South Dakota editorial roundup: Fighting COVID — it’s mostly up to you now

(Metro photo)

Editor's note: This editorial was originally published on Nov. 13, 2023. 

We all wish we could ignore COVID-19 by this point, but the fact is, we ignore the specter of the coronavirus even now at our own peril.

This is a tale that continues to unfold on many fronts across the nation and the world. It plays out every day in every American state, in every county and every town.

Even now. Even in late 2023. Even more than 3½ years into the pandemic.

Last week’s COVID-19 update in South Dakota was a reminder of that. The state posted nine more deaths for the previous week, two of which occurred in Yankton County. The state has seen 17 deaths in the past three weeks, and Yankton County has registered five deaths this fall.

Worldwide, the pandemic has officially seen nearly 7 million COVID-related fatalities, and that number continues to creep upward.

In the United States, nearly 1.19 million people have died and continue to die of COVID. Last week, COVID-19 reportedly accounted for 2.3% of all deaths in this country.

And yet, we no longer treat it as a pressing concern.

Part of the issue, no doubt, is general fatigue. Starting in March 2020, we were placed on high alert as the coronavirus swept across the nation. We saw so many deaths and were impacted by numerous disruptions of public life.

Ultimately, vaccines arrived, as well as a resistance to vaccines that has somewhat undercut the overall effectiveness of the vaccination effort.
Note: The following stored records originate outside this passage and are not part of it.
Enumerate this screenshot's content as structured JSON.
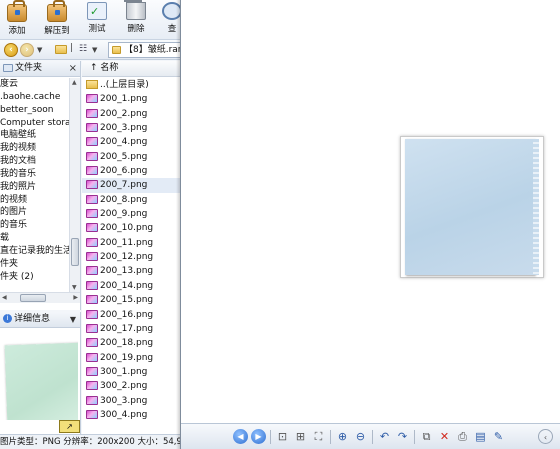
{
  "toolbar": {
    "buttons": [
      {
        "label": "添加",
        "icon": "add-archive-icon"
      },
      {
        "label": "解压到",
        "icon": "extract-icon"
      },
      {
        "label": "测试",
        "icon": "test-icon"
      },
      {
        "label": "删除",
        "icon": "delete-icon"
      },
      {
        "label": "查",
        "icon": "find-icon"
      }
    ]
  },
  "address": {
    "path": "【8】皱纸.rar\\"
  },
  "tree": {
    "title": "文件夹",
    "items": [
      "度云",
      ".baohe.cache",
      "better_soon",
      "Computer storag",
      "电脑壁纸",
      "我的视频",
      "我的文档",
      "我的音乐",
      "我的照片",
      "的视频",
      "的图片",
      "的音乐",
      "载",
      "直在记录我的生活",
      "件夹",
      "件夹 (2)"
    ]
  },
  "details": {
    "title": "详细信息"
  },
  "filelist": {
    "column_name": "名称",
    "parent_label": "..(上层目录)",
    "files": [
      "200_1.png",
      "200_2.png",
      "200_3.png",
      "200_4.png",
      "200_5.png",
      "200_6.png",
      "200_7.png",
      "200_8.png",
      "200_9.png",
      "200_10.png",
      "200_11.png",
      "200_12.png",
      "200_13.png",
      "200_14.png",
      "200_15.png",
      "200_16.png",
      "200_17.png",
      "200_18.png",
      "200_19.png",
      "300_1.png",
      "300_2.png",
      "300_3.png",
      "300_4.png"
    ],
    "selected": "200_7.png"
  },
  "status": {
    "text": "图片类型：PNG 分辨率：200x200 大小：54,966"
  },
  "viewer": {
    "buttons": [
      "previous-icon",
      "next-icon",
      "fit-window-icon",
      "actual-size-icon",
      "fullscreen-icon",
      "zoom-in-icon",
      "zoom-out-icon",
      "rotate-left-icon",
      "rotate-right-icon",
      "copy-icon",
      "delete-icon",
      "print-icon",
      "save-icon",
      "edit-icon",
      "collapse-icon"
    ]
  },
  "colors": {
    "accent": "#2e6fd1",
    "selected_row": "#e3ebf6",
    "paper_blue": "#c3d9ec",
    "paper_green": "#c6e6d4"
  }
}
Through it all, the public (especially after the arrival of the vaccines) grew weary of the constant threat, and we now generally treat COVID as a fact of everyday life, a seasonal danger (that’s actually not so seasonal) that may or may not be addressed.
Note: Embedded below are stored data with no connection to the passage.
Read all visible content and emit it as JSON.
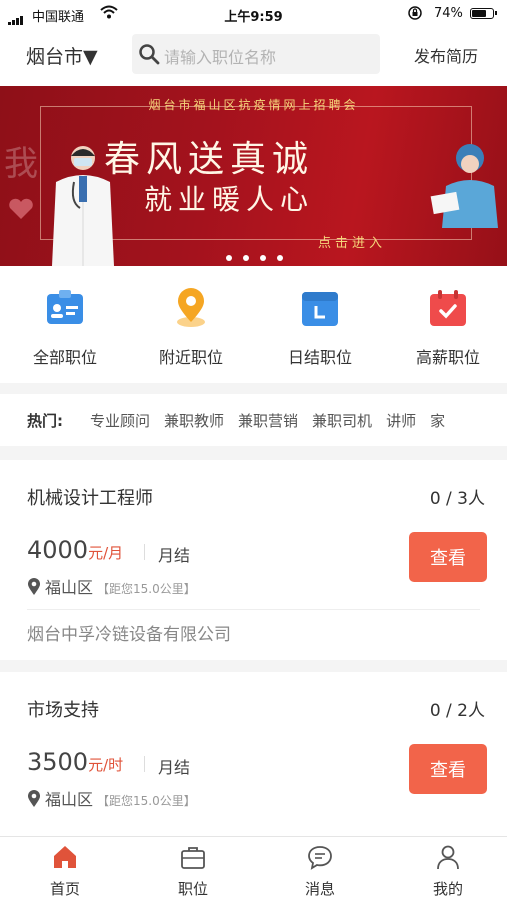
{
  "status_bar": {
    "carrier": "中国联通",
    "time": "上午9:59",
    "battery_percent": "74%",
    "battery_level": 0.74
  },
  "header": {
    "city": "烟台市▼",
    "search_placeholder": "请输入职位名称",
    "post_resume": "发布简历"
  },
  "banner": {
    "top_text": "烟台市福山区抗疫情网上招聘会",
    "slogan_line1": "春风送真诚",
    "slogan_line2": "就业暖人心",
    "enter_text": "点击进入",
    "deco_char": "我",
    "slides": 4,
    "colors": {
      "background": "#a3121d",
      "gold": "#f6d57a"
    }
  },
  "quick_nav": [
    {
      "label": "全部职位",
      "icon": "id-card-icon",
      "color": "#3a8ee6"
    },
    {
      "label": "附近职位",
      "icon": "location-pin-icon",
      "color": "#f5a623"
    },
    {
      "label": "日结职位",
      "icon": "calendar-day-icon",
      "color": "#3a8ee6"
    },
    {
      "label": "高薪职位",
      "icon": "calendar-check-icon",
      "color": "#ef4b4b"
    }
  ],
  "hot": {
    "label": "热门:",
    "tags": [
      "专业顾问",
      "兼职教师",
      "兼职营销",
      "兼职司机",
      "讲师",
      "家"
    ]
  },
  "jobs": [
    {
      "title": "机械设计工程师",
      "count": "0 / 3人",
      "salary": "4000",
      "salary_unit": "元/月",
      "settlement": "月结",
      "district": "福山区",
      "distance": "【距您15.0公里】",
      "company": "烟台中孚冷链设备有限公司",
      "view_label": "查看"
    },
    {
      "title": "市场支持",
      "count": "0 / 2人",
      "salary": "3500",
      "salary_unit": "元/时",
      "settlement": "月结",
      "district": "福山区",
      "distance": "【距您15.0公里】",
      "view_label": "查看"
    }
  ],
  "tab_bar": [
    {
      "label": "首页",
      "icon": "home-icon",
      "active": true
    },
    {
      "label": "职位",
      "icon": "briefcase-icon",
      "active": false
    },
    {
      "label": "消息",
      "icon": "message-icon",
      "active": false
    },
    {
      "label": "我的",
      "icon": "user-icon",
      "active": false
    }
  ],
  "colors": {
    "accent": "#f2644a",
    "active_tab": "#e0533a",
    "salary_unit": "#e0533a"
  }
}
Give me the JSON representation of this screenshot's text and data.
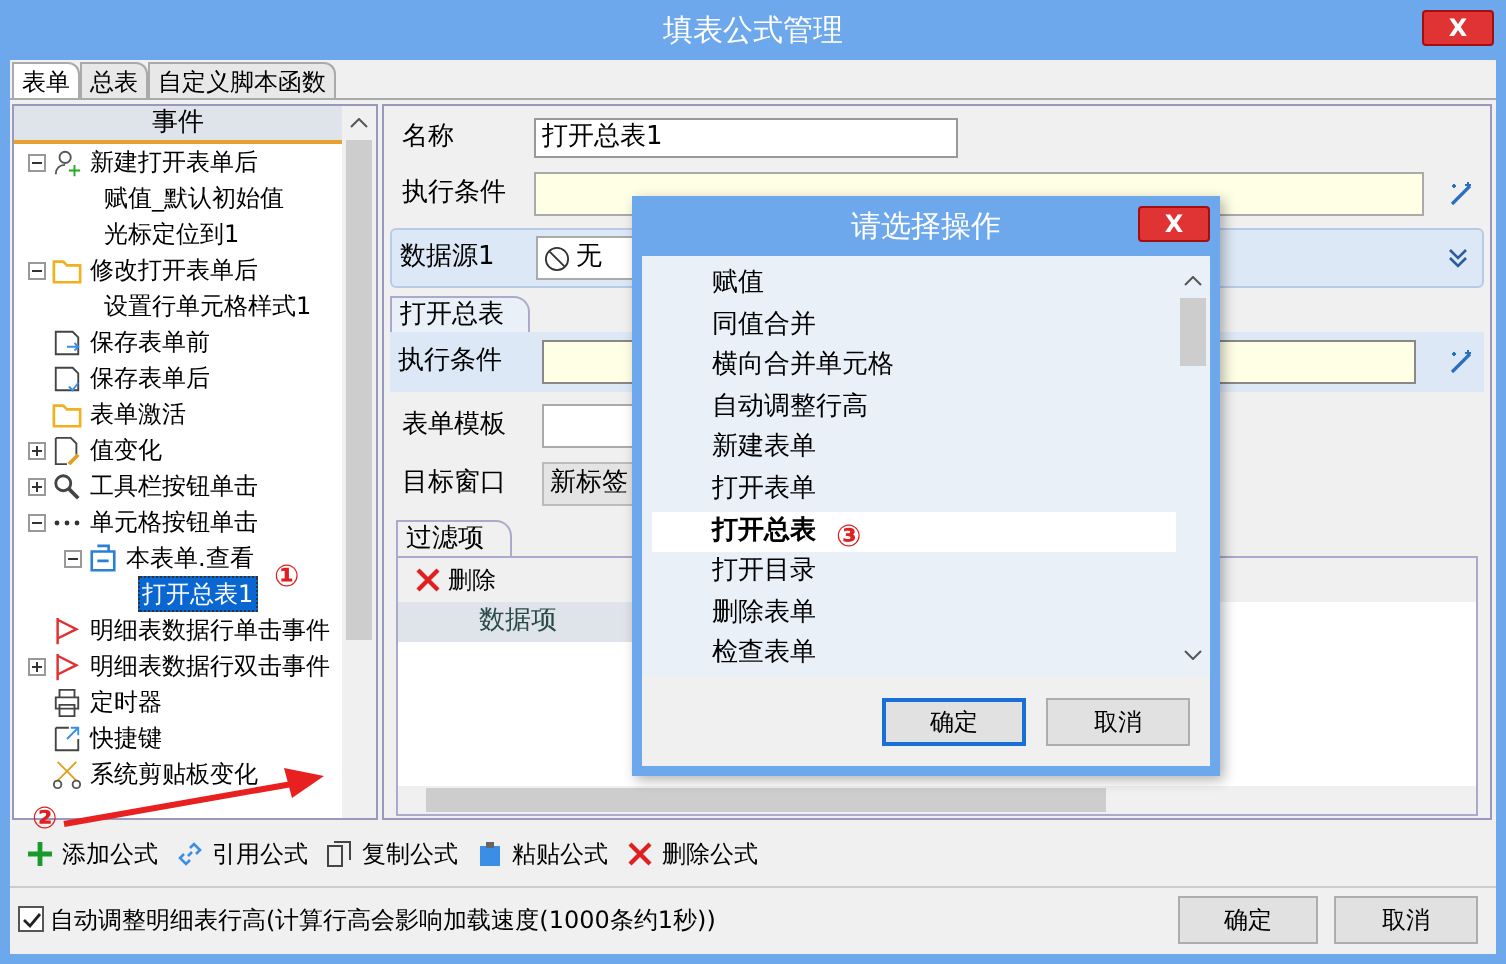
{
  "window": {
    "title": "填表公式管理"
  },
  "tabs": [
    {
      "label": "表单",
      "selected": true
    },
    {
      "label": "总表",
      "selected": false
    },
    {
      "label": "自定义脚本函数",
      "selected": false
    }
  ],
  "event_tree": {
    "header": "事件",
    "items": [
      {
        "label": "新建打开表单后",
        "kind": "user-add",
        "expanded": true,
        "selected": false,
        "children": [
          {
            "label": "赋值_默认初始值",
            "selected": false
          },
          {
            "label": "光标定位到1",
            "selected": false
          }
        ]
      },
      {
        "label": "修改打开表单后",
        "kind": "folder",
        "expanded": true,
        "selected": false,
        "children": [
          {
            "label": "设置行单元格样式1",
            "selected": false
          }
        ]
      },
      {
        "label": "保存表单前",
        "kind": "save-in",
        "selected": false
      },
      {
        "label": "保存表单后",
        "kind": "save-out",
        "selected": false
      },
      {
        "label": "表单激活",
        "kind": "folder",
        "selected": false
      },
      {
        "label": "值变化",
        "kind": "edit",
        "expanded": false,
        "selected": false
      },
      {
        "label": "工具栏按钮单击",
        "kind": "search",
        "expanded": false,
        "selected": false
      },
      {
        "label": "单元格按钮单击",
        "kind": "dots",
        "expanded": true,
        "selected": false,
        "children": [
          {
            "label": "本表单.查看",
            "kind": "form",
            "expanded": true,
            "selected": false,
            "children": [
              {
                "label": "打开总表1",
                "selected": true
              }
            ]
          }
        ]
      },
      {
        "label": "明细表数据行单击事件",
        "kind": "flag",
        "selected": false
      },
      {
        "label": "明细表数据行双击事件",
        "kind": "flag",
        "expanded": false,
        "selected": false
      },
      {
        "label": "定时器",
        "kind": "printer",
        "selected": false
      },
      {
        "label": "快捷键",
        "kind": "shortcut",
        "selected": false
      },
      {
        "label": "系统剪贴板变化",
        "kind": "scissors",
        "selected": false
      }
    ]
  },
  "formula": {
    "name_label": "名称",
    "name_value": "打开总表1",
    "condition_label": "执行条件",
    "datasource_label": "数据源1",
    "datasource_value": "无",
    "action_tab": "打开总表",
    "action_condition_label": "执行条件",
    "template_label": "表单模板",
    "target_label": "目标窗口",
    "target_value": "新标签",
    "filter_tab": "过滤项",
    "delete_label": "删除",
    "grid_column": "数据项"
  },
  "dialog": {
    "title": "请选择操作",
    "close": "X",
    "items": [
      {
        "label": "赋值",
        "selected": false
      },
      {
        "label": "同值合并",
        "selected": false
      },
      {
        "label": "横向合并单元格",
        "selected": false
      },
      {
        "label": "自动调整行高",
        "selected": false
      },
      {
        "label": "新建表单",
        "selected": false
      },
      {
        "label": "打开表单",
        "selected": false
      },
      {
        "label": "打开总表",
        "selected": true
      },
      {
        "label": "打开目录",
        "selected": false
      },
      {
        "label": "删除表单",
        "selected": false
      },
      {
        "label": "检查表单",
        "selected": false
      }
    ],
    "ok": "确定",
    "cancel": "取消"
  },
  "toolbar": [
    {
      "label": "添加公式",
      "kind": "add"
    },
    {
      "label": "引用公式",
      "kind": "link"
    },
    {
      "label": "复制公式",
      "kind": "copy"
    },
    {
      "label": "粘贴公式",
      "kind": "paste"
    },
    {
      "label": "删除公式",
      "kind": "delete"
    }
  ],
  "footer": {
    "auto_height_label": "自动调整明细表行高(计算行高会影响加载速度(1000条约1秒))",
    "auto_height_checked": true,
    "ok": "确定",
    "cancel": "取消"
  },
  "annotations": [
    "①",
    "②",
    "③"
  ],
  "close": "X"
}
Because of that, many public officials, even in the health field, have effectively backed off on the threat. The Biden Administration put an end to the COVID emergency last spring, and reporting COVID positive tests is no longer mandatory. Consequently, it’s much harder to come up with firm numbers on the actual cases and the deaths from them; both statistics now are most likely undercounted.
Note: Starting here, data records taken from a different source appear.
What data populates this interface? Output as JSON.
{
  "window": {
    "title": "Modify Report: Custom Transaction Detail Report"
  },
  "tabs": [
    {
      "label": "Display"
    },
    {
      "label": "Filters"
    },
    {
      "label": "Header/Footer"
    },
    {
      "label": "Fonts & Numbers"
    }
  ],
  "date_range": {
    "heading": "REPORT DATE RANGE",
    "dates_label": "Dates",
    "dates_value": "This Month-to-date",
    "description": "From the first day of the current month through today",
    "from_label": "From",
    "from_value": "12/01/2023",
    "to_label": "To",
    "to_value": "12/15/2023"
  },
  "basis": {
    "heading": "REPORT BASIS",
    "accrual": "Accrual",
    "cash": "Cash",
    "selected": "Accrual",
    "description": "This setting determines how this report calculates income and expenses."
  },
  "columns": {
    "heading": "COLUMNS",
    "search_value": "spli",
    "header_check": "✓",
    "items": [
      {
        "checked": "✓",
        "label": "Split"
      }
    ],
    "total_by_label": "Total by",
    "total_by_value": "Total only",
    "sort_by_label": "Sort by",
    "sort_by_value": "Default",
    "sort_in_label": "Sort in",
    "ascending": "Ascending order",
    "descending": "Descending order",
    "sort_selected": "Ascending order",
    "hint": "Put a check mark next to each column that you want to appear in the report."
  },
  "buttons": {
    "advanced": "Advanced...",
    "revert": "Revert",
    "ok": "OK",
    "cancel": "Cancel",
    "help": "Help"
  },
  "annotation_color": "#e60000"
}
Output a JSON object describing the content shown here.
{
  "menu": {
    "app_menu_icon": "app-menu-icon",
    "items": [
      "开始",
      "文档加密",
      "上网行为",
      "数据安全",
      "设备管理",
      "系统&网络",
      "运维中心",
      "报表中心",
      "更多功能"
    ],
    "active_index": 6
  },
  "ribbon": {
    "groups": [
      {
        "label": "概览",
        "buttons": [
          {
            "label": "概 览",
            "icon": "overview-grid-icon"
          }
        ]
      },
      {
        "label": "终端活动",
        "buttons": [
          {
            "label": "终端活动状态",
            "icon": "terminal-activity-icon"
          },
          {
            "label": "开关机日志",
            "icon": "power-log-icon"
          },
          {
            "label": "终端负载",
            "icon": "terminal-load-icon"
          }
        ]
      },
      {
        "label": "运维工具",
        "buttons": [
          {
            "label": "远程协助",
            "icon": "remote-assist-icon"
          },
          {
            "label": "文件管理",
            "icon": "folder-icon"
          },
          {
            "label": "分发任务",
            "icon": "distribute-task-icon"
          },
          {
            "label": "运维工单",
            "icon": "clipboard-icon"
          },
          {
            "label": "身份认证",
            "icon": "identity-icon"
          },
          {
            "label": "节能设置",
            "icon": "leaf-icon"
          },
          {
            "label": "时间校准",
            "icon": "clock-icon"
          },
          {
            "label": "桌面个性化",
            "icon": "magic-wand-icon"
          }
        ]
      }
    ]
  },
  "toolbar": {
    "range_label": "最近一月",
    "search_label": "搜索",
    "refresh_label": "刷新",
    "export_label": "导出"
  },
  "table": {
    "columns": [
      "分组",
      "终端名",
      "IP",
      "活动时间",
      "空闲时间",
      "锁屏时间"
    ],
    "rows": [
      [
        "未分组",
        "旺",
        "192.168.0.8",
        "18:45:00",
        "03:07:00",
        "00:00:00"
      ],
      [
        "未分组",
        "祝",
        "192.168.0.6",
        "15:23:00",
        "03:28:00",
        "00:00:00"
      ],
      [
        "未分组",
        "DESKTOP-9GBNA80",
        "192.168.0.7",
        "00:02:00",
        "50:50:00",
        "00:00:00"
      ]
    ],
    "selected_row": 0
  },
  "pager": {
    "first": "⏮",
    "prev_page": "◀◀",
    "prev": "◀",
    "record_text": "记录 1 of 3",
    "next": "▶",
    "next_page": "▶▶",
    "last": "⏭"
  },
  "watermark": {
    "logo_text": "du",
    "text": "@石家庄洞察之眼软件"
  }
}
In effect, the fight against COVID-19 has mostly been left now to individuals, as government officials at many levels are leery to aggressively delve back into this issue again. Even entities like the South Dakota Department of Health provide very little discussion or disseminate little information on the topic. (Its resumption of weekly COVID updates a couple of weeks ago was done with practically no public announcement.)

COVID-19 is now being treated much like influenza, although there are very big differences. One of them is the growing issue of long COVID, which figures to loom as a matter of public impact even when the pandemic is officially declared at an end. It remains a mystery that could possibly have prolonged and expensive complications for individuals and for society.

So, back to the point: COVID defense is up to you, as the shepherding that guided us through the first couple of years of the pandemic has basically wandered off. It remains important to stay up to date on vaccinations and to still consider wearing a mask and practicing social distancing when and if the situation warrants (such as when you are around people at higher risk of infection).

More than ever, it’s up to you. There’s still information that can guide you, but it may not be so widely disseminated as it was in the past. That’s not the smartest public way to keep the threat from a pandemic in check, but it’s the way government officials have seemingly chosen.

Thus, your own education on the issue is more essential than ever.